Elliott started out as a convertible-arbitrage fund, but after the 1987 market crash Singer's focus shifted to distressed debt. This strategy involves buying bonds and other securities of troubled companies, then selling at a profit later when they either recover or reorganize in bankruptcy. See earlier story on Elliott.

In an October 2009 letter to investors, Singer also knocked former Federal Reserve Chairman Alan Greenspan and the current chairman, Ben Bernanke, calling the U.S. central bank "an utter failure."

"'Helicopter Ben' Bernanke is now our albatross for another interminable period of time, during which we will be forced to listen to a man whose contribution to the amusement of the cackling class of the early 21st century is his fantastic insight that, if necessary, money can be simply printed and dropped from helicopters to prevent another depressionary deflation," he wrote.
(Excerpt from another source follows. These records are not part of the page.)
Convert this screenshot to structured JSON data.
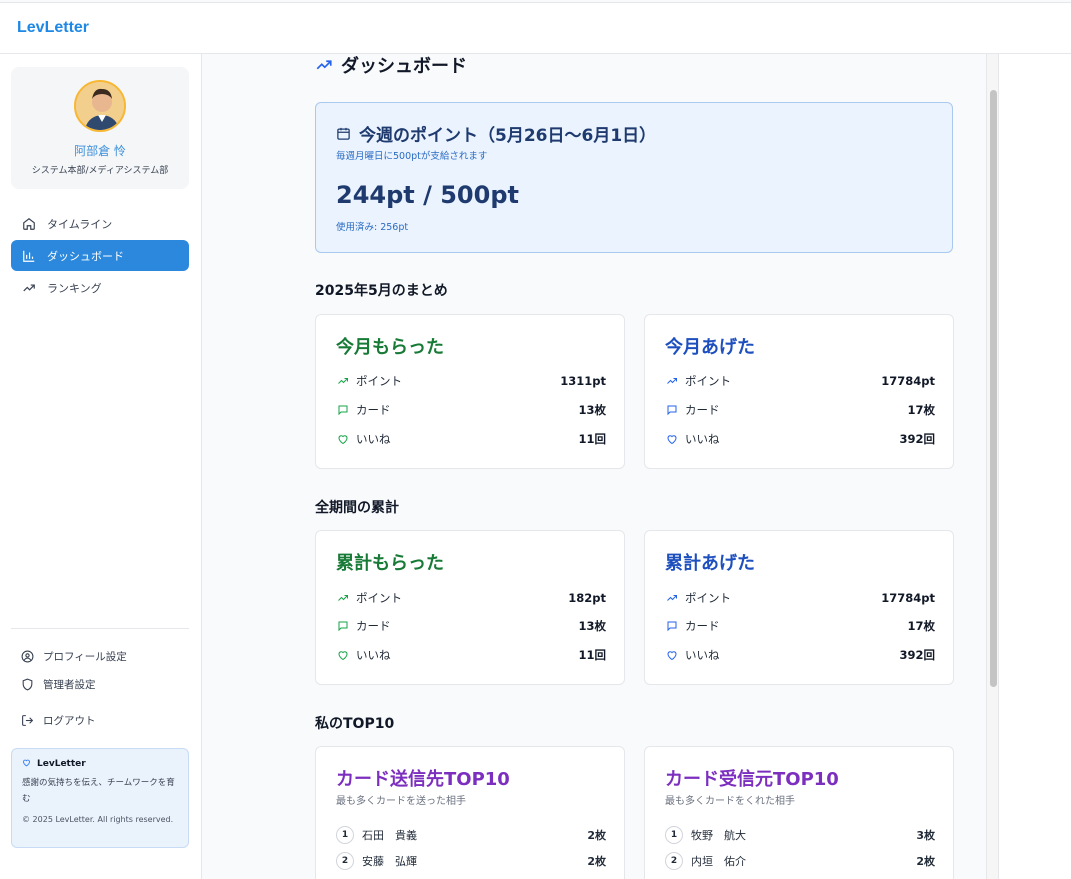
{
  "app": {
    "brand": "LevLetter"
  },
  "user": {
    "name": "阿部倉 怜",
    "department": "システム本部/メディアシステム部"
  },
  "nav": [
    {
      "label": "タイムライン",
      "icon": "home-icon"
    },
    {
      "label": "ダッシュボード",
      "icon": "bar-chart-icon",
      "active": true
    },
    {
      "label": "ランキング",
      "icon": "trending-up-icon"
    }
  ],
  "bottom_nav": {
    "profile": "プロフィール設定",
    "admin": "管理者設定",
    "logout": "ログアウト"
  },
  "info": {
    "title": "LevLetter",
    "text": "感謝の気持ちを伝え、チームワークを育む",
    "copyright": "© 2025 LevLetter. All rights reserved."
  },
  "page": {
    "title": "ダッシュボード"
  },
  "week": {
    "title": "今週のポイント（5月26日〜6月1日）",
    "subtitle": "毎週月曜日に500ptが支給されます",
    "points": "244pt / 500pt",
    "used": "使用済み: 256pt"
  },
  "monthly": {
    "section_title": "2025年5月のまとめ",
    "received": {
      "title": "今月もらった",
      "points_label": "ポイント",
      "points": "1311pt",
      "cards_label": "カード",
      "cards": "13枚",
      "likes_label": "いいね",
      "likes": "11回"
    },
    "given": {
      "title": "今月あげた",
      "points_label": "ポイント",
      "points": "17784pt",
      "cards_label": "カード",
      "cards": "17枚",
      "likes_label": "いいね",
      "likes": "392回"
    }
  },
  "total": {
    "section_title": "全期間の累計",
    "received": {
      "title": "累計もらった",
      "points_label": "ポイント",
      "points": "182pt",
      "cards_label": "カード",
      "cards": "13枚",
      "likes_label": "いいね",
      "likes": "11回"
    },
    "given": {
      "title": "累計あげた",
      "points_label": "ポイント",
      "points": "17784pt",
      "cards_label": "カード",
      "cards": "17枚",
      "likes_label": "いいね",
      "likes": "392回"
    }
  },
  "top10": {
    "section_title": "私のTOP10",
    "sent": {
      "title": "カード送信先TOP10",
      "subtitle": "最も多くカードを送った相手",
      "rows": [
        {
          "rank": "1",
          "name": "石田　貴義",
          "count": "2枚"
        },
        {
          "rank": "2",
          "name": "安藤　弘輝",
          "count": "2枚"
        }
      ]
    },
    "received": {
      "title": "カード受信元TOP10",
      "subtitle": "最も多くカードをくれた相手",
      "rows": [
        {
          "rank": "1",
          "name": "牧野　航大",
          "count": "3枚"
        },
        {
          "rank": "2",
          "name": "内垣　佑介",
          "count": "2枚"
        }
      ]
    }
  },
  "colors": {
    "brand": "#1e88e5",
    "active_nav": "#2b88dc",
    "received": "#177a36",
    "given": "#1d4fbf",
    "top10": "#7c2fbf"
  }
}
Read more about the Fed and Bernanke at the Jackson Hole, Wyo., policy retreat.

Senor, who co-founded Rosemont and used to work at private-equity firm Carlyle Group, served in Iraq as a senior adviser and chief spokesman for the U.S.-led Coalition Provisional Authority in 2003 and 2004.

He also served as an aid to Central Command in Qatar and as a foreign-policy and communications adviser in the U.S. Senate, according to Rosemont's Web site.

Caxton's Kovner, who drove a cab in New York City before getting hooked on commodities trading, was named to Alpha magazine's hedge-fund hall of fame in 2008. (Alpha merged with Absolute Return magazine in the wake of the financial crisis, creating AR.)